Natte heide en de pionierbegroeiing met snavelbiezen komen ook voor rond de Pûpedobbe, die in de zuidrand van het terrein ligt. Een bijzondere vlindersoort is hier het bedreigde Gentiaanblauwtje (Maculinea alcon). In de natte randen van het ven groeien onder meer Waterdrieblad (Menyanthes trifoliata) en Snavelzegge (Carex rostrata). In de Harmsdobbe, in het westelijke deel van het terrein, staat behalve Waterdrieblad ook Slangenwortel (Calla palustris), met hartvormige bladeren en een aronskelkachtige bloeiwijze. Ingesloten door bos ligt aan de noordoostrand van het terrein nog een ven waarlangs Gagel- en Wilgenstruwelen te vinden zijn.

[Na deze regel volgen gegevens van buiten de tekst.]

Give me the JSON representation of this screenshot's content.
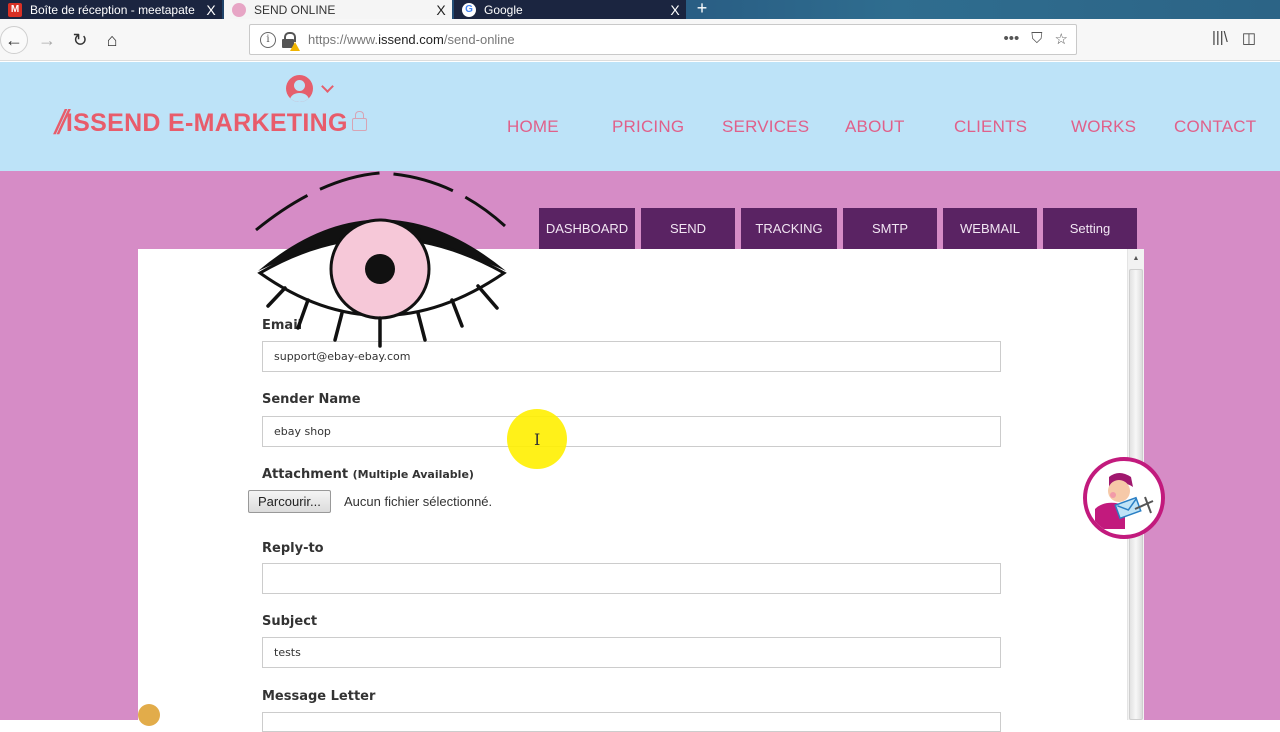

Het grootste deel van het terrein wordt ingenomen door aangeplante, soortenarme naaldbossen. Nabij de Mjunsterwei bevindt zich een tamelijk rijke groeiplaats van Dalkruid (Maianthemum bifolium) onder strubbenachtige eiken, een voorbeeld van het habitattype Oude eikenbossen (H9190). Het gemengd bos met eiken, berken en beuken is rijk aan spechten, zoals Groene, Zwarte, Grote bonte en Kleine bonte specht. Andere kenmerkende broedvogels zijn Boomklever, Glanskop en Appelvink, en roofvogels als de Boomvalk.
Literatuur
Van Gelderen 2002; Bijlsma 2004; Bos et al. 2006.